Es que doy f1 y bootea de nuevo, pero no pasa nada, se queda en pantalla negra, y si reconfiguro la hora, se vuelve a borrar, pero aun asi, no carga windows :S!


----------



## Ratmayor (Dic 7, 2010)

Si se vuelve a borrar la fecha, efectivamente es la batería del BIOS que se dañó. Con respecto al arranque, usa un disco de instalación (me imagino que la maquina tiene Windows) e intenta recuperar la instalacion del sistema operativo, si se queda congelada arrancando desde CD, tal vez deberías hacerle un chequeo a la memoria RAM. Saludos!


----------



## arrivaellobo (Dic 7, 2010)

Dices que formateaste el disco duro desde otro pc no?
He aqui el problema. Instala el disco duro en el portatil a reparar, y formatea e instala XP desde el mismo. Aparte cambia la pila de la BIOS. Ya debería arrancar correctamente.
PD: Una vez cambiada la pila, entra en la configuracion de la BIOS y carga la configuración por defecto.

Un saludo


----------



## Ratmayor (Dic 7, 2010)

arrivaellobo dijo:


> Dices que formateaste el disco duro desde otro pc no?
> He aqui el problema. Instala el disco duro en el portatil a reparar, y formatea e instala XP desde el mismo.
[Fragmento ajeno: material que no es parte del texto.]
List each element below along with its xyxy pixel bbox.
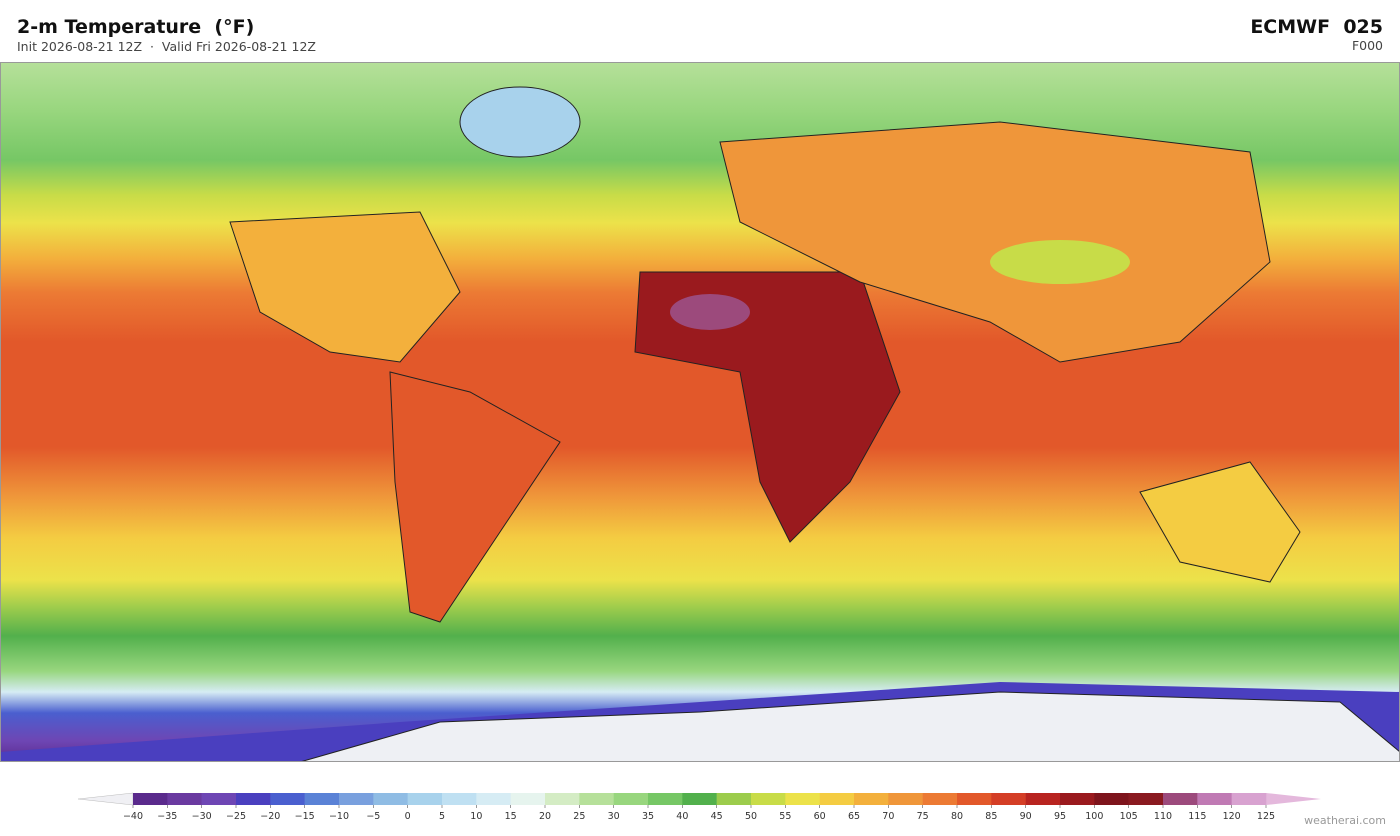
colorbar-tick-label: 125	[1257, 811, 1275, 822]
colorbar-bin	[922, 793, 958, 805]
colorbar-bin	[1060, 793, 1095, 805]
colorbar-bin	[819, 793, 855, 805]
colorbar-tick-label: −30	[192, 811, 212, 822]
colorbar-tick-label: 70	[882, 811, 894, 822]
colorbar-bin	[751, 793, 786, 805]
colorbar-bin	[1231, 793, 1267, 805]
colorbar-tick-label: −15	[295, 811, 315, 822]
australia	[1139, 461, 1301, 583]
colorbar-under	[77, 792, 134, 806]
colorbar-bin	[1025, 793, 1061, 805]
eurasia	[719, 121, 1271, 363]
colorbar-bin	[888, 793, 923, 805]
map-title: 2-m Temperature (°F)	[17, 16, 255, 38]
colorbar-tick-label: 40	[676, 811, 688, 822]
colorbar-tick-label: 115	[1188, 811, 1206, 822]
forecast-hour: F000	[1351, 38, 1383, 53]
colorbar-bin	[304, 793, 340, 805]
colorbar-tick-label: 95	[1054, 811, 1066, 822]
colorbar-tick-label: 105	[1120, 811, 1138, 822]
colorbar-bin	[373, 793, 408, 805]
colorbar-tick-label: 55	[779, 811, 791, 822]
colorbar-bin	[785, 793, 820, 805]
tibet	[990, 240, 1130, 284]
watermark: weatherai.com	[1304, 814, 1386, 827]
colorbar-bin	[476, 793, 511, 805]
colorbar-bin	[133, 793, 168, 805]
colorbar-tick-label: 120	[1223, 811, 1241, 822]
colorbar-bin	[236, 793, 271, 805]
colorbar-bin	[682, 793, 717, 805]
colorbar-bin	[1094, 793, 1129, 805]
colorbar-bin	[1197, 793, 1232, 805]
north-america	[229, 211, 461, 363]
colorbar-tick-label: 60	[814, 811, 826, 822]
colorbar-tick-label: 25	[573, 811, 585, 822]
colorbar-bin	[339, 793, 374, 805]
colorbar-bin	[1128, 793, 1164, 805]
south-america	[389, 371, 561, 623]
colorbar-bin	[854, 793, 889, 805]
colorbar-tick-label: −35	[157, 811, 177, 822]
colorbar-bin	[1163, 793, 1198, 805]
colorbar-tick-label: 50	[745, 811, 757, 822]
colorbar-bin	[613, 793, 649, 805]
colorbar-bin	[579, 793, 614, 805]
colorbar-bin	[716, 793, 752, 805]
antarctica	[299, 691, 1400, 762]
colorbar-tick-label: 0	[405, 811, 411, 822]
colorbar-bin	[510, 793, 546, 805]
colorbar-bin	[407, 793, 443, 805]
colorbar-tick-label: −25	[226, 811, 246, 822]
colorbar-bin	[545, 793, 580, 805]
map-subtitle: Init 2026-08-21 12Z · Valid Fri 2026-08-…	[17, 39, 316, 54]
greenland	[459, 86, 581, 158]
colorbar-tick-label: 80	[951, 811, 963, 822]
colorbar-tick-label: 90	[1020, 811, 1032, 822]
colorbar-tick-label: 10	[470, 811, 482, 822]
colorbar-tick-label: 100	[1085, 811, 1103, 822]
colorbar-bin	[648, 793, 683, 805]
colorbar-tick-label: 85	[985, 811, 997, 822]
colorbar: −40 −35 −30 −25 −20 −15 −10 −5 0 5 10 15 20 25 30 35 40 4…	[77, 792, 1321, 822]
temperature-map	[0, 62, 1400, 762]
colorbar-tick-label: 75	[917, 811, 929, 822]
colorbar-bin	[201, 793, 237, 805]
colorbar-over	[1266, 793, 1321, 805]
colorbar-tick-label: 35	[642, 811, 654, 822]
colorbar-tick-label: 30	[608, 811, 620, 822]
colorbar-bin	[957, 793, 992, 805]
colorbar-tick-label: 15	[505, 811, 517, 822]
africa	[634, 271, 901, 543]
colorbar-tick-label: 45	[711, 811, 723, 822]
model-name: ECMWF 025	[1250, 16, 1383, 38]
colorbar-tick-label: −5	[366, 811, 380, 822]
colorbar-bin	[991, 793, 1026, 805]
colorbar-tick-label: 5	[439, 811, 445, 822]
colorbar-tick-label: −40	[123, 811, 143, 822]
colorbar-bin	[442, 793, 477, 805]
sahara-hot	[670, 294, 750, 330]
colorbar-tick-label: 20	[539, 811, 551, 822]
colorbar-bin	[270, 793, 305, 805]
colorbar-tick-label: −10	[329, 811, 349, 822]
colorbar-tick-label: −20	[260, 811, 280, 822]
colorbar-bin	[167, 793, 202, 805]
colorbar-tick-label: 65	[848, 811, 860, 822]
colorbar-tick-label: 110	[1154, 811, 1172, 822]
Eso es totalmente cierto, Windows XP genera un perfil del sistema, de forma tal que el disco que generaste desde un equipo, no puede arrancar desde otro equipo, a no ser que sea identico


----------



## wendiita (Dic 8, 2010)

Creo que no me explique bien, ya que si pude formatear el disco duro en la maquina dañada, lo que hice fue formatear sin teclado(osea desarmada) para que no se calentara y asi no se apagara.
Bien despues de formatear quedo perfecto el windows, asi que la apague y arme de nuevo( colocar toda la parte de arriba el teclado, y atornille) y la encendi y si, cargo windows perfecto pero se apago unos minutos despues (me imagino que por que se calento), asi que dije, mañana le instalo los drivers, al dia siguiente la encendi de nuevo y nada, windows nunca cargo, solo se quedaba en pantalla negra y no hacia nada hasta apagarse, o me salia la pantalla que les mostre, asi que no se que pueda ser!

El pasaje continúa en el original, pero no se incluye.